If you’re taking the SAT next weekend and you haven’t really started studying yet, you should know right now that you’ve not set yourself up for overwhelming success (or even regular-whelming success). Still, you’re not alone in your predicament, and Goonies never say “die.” I’m not going to say anything profound here, but I figured I’d write up a last-minute study (cram) plan to try to maximize your score in as short a time as possible. If it works, great. If it doesn’t, then use this as a starting off point for your more assiduous preparation schedule with the May or June in mind.

  • MONDAY: When you get home from school, take a full SAT, strictly timed. If you have the Blue Book, use one in there (preferably one of the first 3). If you don’t, you can get a free test from the College Board, but you’re going to have to print it (I don’t recommend taking it online—the real test won’t be on a computer screen). Assuming you don’t have extra time accommodations, this should take you just under 4 hours. Correct it and score it. Scoring instructions are included at the end of the test—make sure you’re scoring it correctly. Go to sleep.
  • TUESDAY: Set aside 2 hours (or more) to review all your errors in the READING section (Reading comes first because I don’t want you to forget what the passages were about). Review means understanding why every single wrong answer was wrong, and why each right answer was right. Disabuse yourself of the notion that questions on the SAT are subjective. Each right answer is right, and each wrong answer is wrong. Note line references that reveal or discredit answers. You should be able to explain any question to a complete stranger. You should also take note of any vocabulary words you don’t know, although honestly you’re unlikely to increase your vocabulary much in a week.

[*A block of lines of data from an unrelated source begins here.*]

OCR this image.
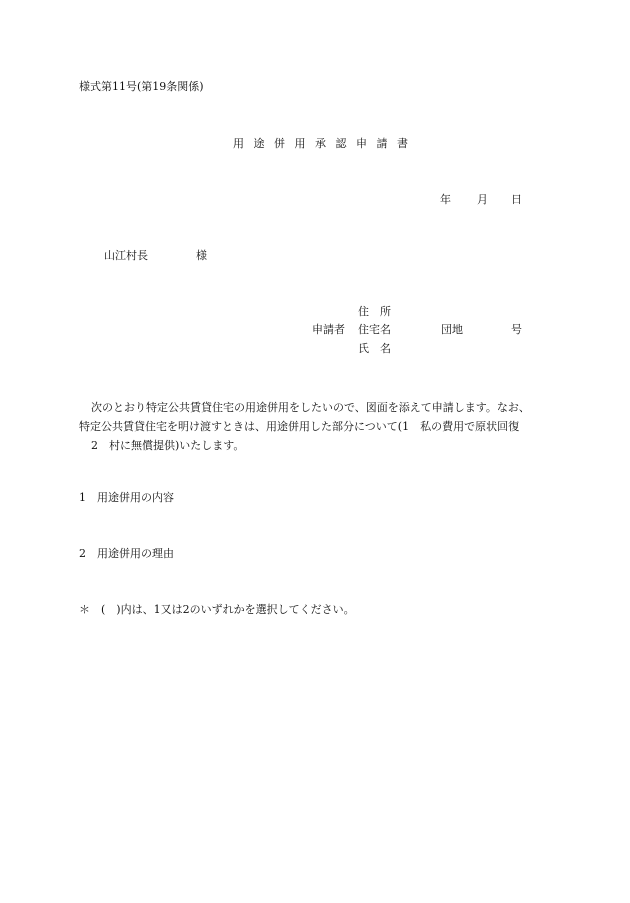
様式第11号(第19条関係)
用 途 併 用 承 認 申 請 書
年 月 日
山江村長	様
住　所
申請者 住宅名	団地	号
氏　名
次のとおり特定公共賃貸住宅の用途併用をしたいので、図面を添えて申請します。なお、
特定公共賃貸住宅を明け渡すときは、用途併用した部分について(1　私の費用で原状回復
2　村に無償提供)いたします。
1　用途併用の内容
2　用途併用の理由
＊　(　)内は、1又は2のいずれかを選択してください。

  • WEDNESDAY: Again, set aside 2 hours (or more) to review the MATH sections of that test. If you took one of the first 3 Blue Book tests, use my technique guides (Test 1 | Test 2 | Test 3) to help you understand your mistakes and refine your approach to those question types. See if I (or one of my friends) has posted longer solutions to any questions that stump you. If we haven’t, ask me! Again, you should be able to explain each question on the test to a stranger before you call it a night.
    • It’s also of paramount importance that, if you don’t already know how the math section is set up and how that should inform your test taking strategy. Read the following:
    • THURSDAY: You guessed it: today is WRITING day. You know the drill by now. Set aside a couple hours, and review your mistakes. Pay special attention to the SAT’s favorite errors to test—the ones that sound simple but can be very tricky to spot: Verb errors, Pronoun Errors, Run-on Sentences. Watch out for Dangling Modifiers, too. Don’t worry too much about the essay—it won’t affect your score as much as the multiple choice grammar questions—but read this Dos and Don’ts post to avoid some of the most common errors.

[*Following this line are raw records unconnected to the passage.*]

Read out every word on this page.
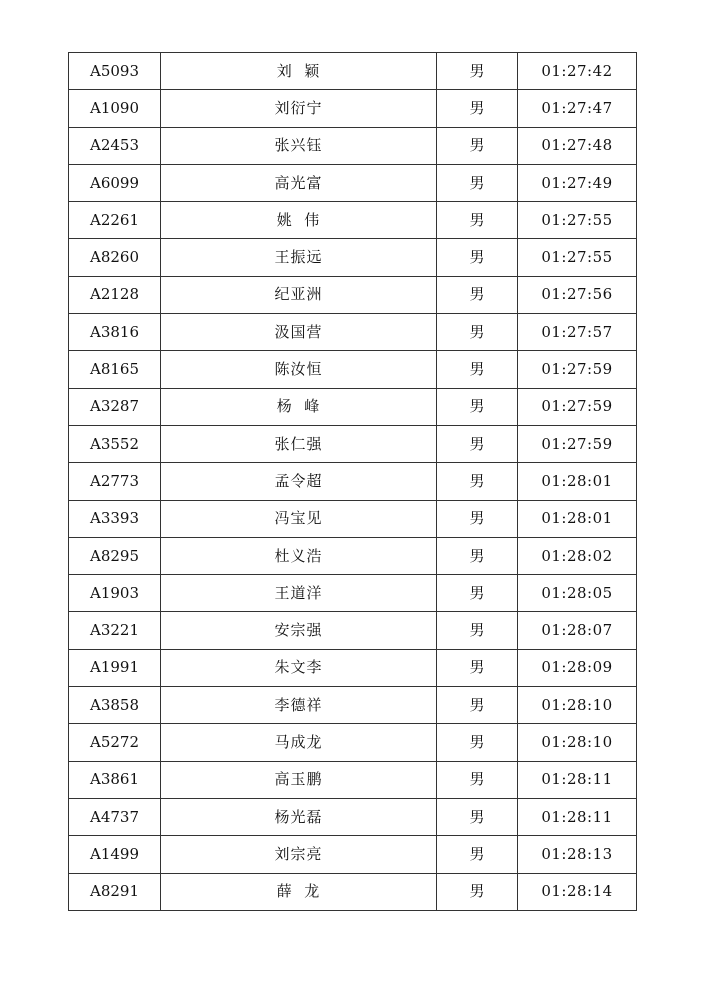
A5093	刘  颖	男	01:27:42
A1090	刘衍宁	男	01:27:47
A2453	张兴钰	男	01:27:48
A6099	高光富	男	01:27:49
A2261	姚  伟	男	01:27:55
A8260	王振远	男	01:27:55
A2128	纪亚洲	男	01:27:56
A3816	汲国营	男	01:27:57
A8165	陈汝恒	男	01:27:59
A3287	杨  峰	男	01:27:59
A3552	张仁强	男	01:27:59
A2773	孟令超	男	01:28:01
A3393	冯宝见	男	01:28:01
A8295	杜义浩	男	01:28:02
A1903	王道洋	男	01:28:05
A3221	安宗强	男	01:28:07
A1991	朱文李	男	01:28:09
A3858	李德祥	男	01:28:10
A5272	马成龙	男	01:28:10
A3861	高玉鹏	男	01:28:11
A4737	杨光磊	男	01:28:11
A1499	刘宗亮	男	01:28:13
A8291	薛  龙	男	01:28:14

    • FRIDAY: Set your stuff out for Saturday: Calculator (with new batteries if possible), pencils, admission ticket. And then chill. Seriously. Just chill. The best thing you can do now is get some rest, so you can wake up on Saturday ready to go. Eat a good meal, watch a movie, and go to bed early. In the morning, you’ll have work to do.
    • SATURDAY: Don’t break your usual routine. Eat breakfast if you usually do. Have coffee if you usually do. Try to get to the test center early so you aren’t stressing on the ride over about being late. Breathe.

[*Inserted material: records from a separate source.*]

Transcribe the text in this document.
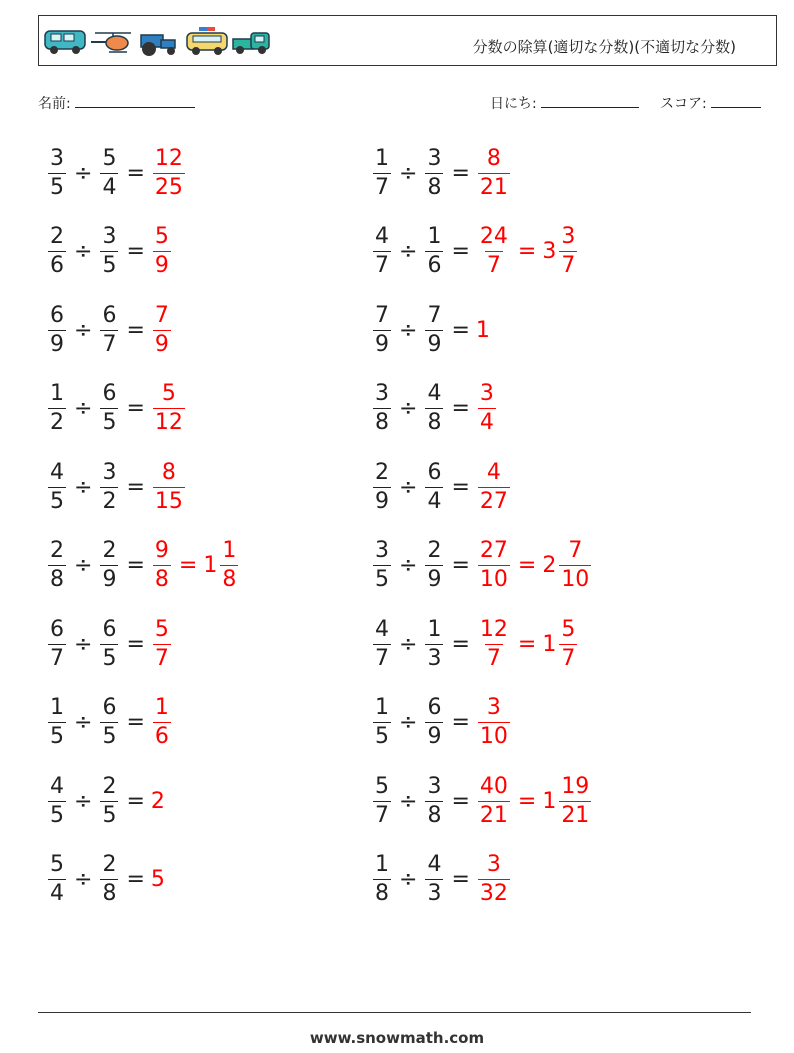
分数の除算(適切な分数)(不適切な分数)
名前:	日にち:	スコア:
$\frac{3}{5} \div \frac{5}{4} = \frac{12}{25}$	$\frac{1}{7} \div \frac{3}{8} = \frac{8}{21}$
$\frac{2}{6} \div \frac{3}{5} = \frac{5}{9}$	$\frac{4}{7} \div \frac{1}{6} = \frac{24}{7} = 3 \frac{3}{7}$
$\frac{6}{9} \div \frac{6}{7} = \frac{7}{9}$	$\frac{7}{9} \div \frac{7}{9} = 1$
$\frac{1}{2} \div \frac{6}{5} = \frac{5}{12}$	$\frac{3}{8} \div \frac{4}{8} = \frac{3}{4}$
$\frac{4}{5} \div \frac{3}{2} = \frac{8}{15}$	$\frac{2}{9} \div \frac{6}{4} = \frac{4}{27}$
$\frac{2}{8} \div \frac{2}{9} = \frac{9}{8} = 1 \frac{1}{8}$	$\frac{3}{5} \div \frac{2}{9} = \frac{27}{10} = 2 \frac{7}{10}$
$\frac{6}{7} \div \frac{6}{5} = \frac{5}{7}$	$\frac{4}{7} \div \frac{1}{3} = \frac{12}{7} = 1 \frac{5}{7}$
$\frac{1}{5} \div \frac{6}{5} = \frac{1}{6}$	$\frac{1}{5} \div \frac{6}{9} = \frac{3}{10}$
$\frac{4}{5} \div \frac{2}{5} = 2$	$\frac{5}{7} \div \frac{3}{8} = \frac{40}{21} = 1 \frac{19}{21}$
$\frac{5}{4} \div \frac{2}{8} = 5$	$\frac{1}{8} \div \frac{4}{3} = \frac{3}{32}$
www.snowmath.com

As I said, there’s nothing sagacious in this advice. It’s a brute force solution, not an elegant one. But if you can carve out time to do this, you’ll be in a much better position on test day than you otherwise would have been. Make the best of this week, take the test with as much swagger as you can muster, and if Saturday doesn’t go as you’d hoped, use your work this week as the baseline for your prep moving forward.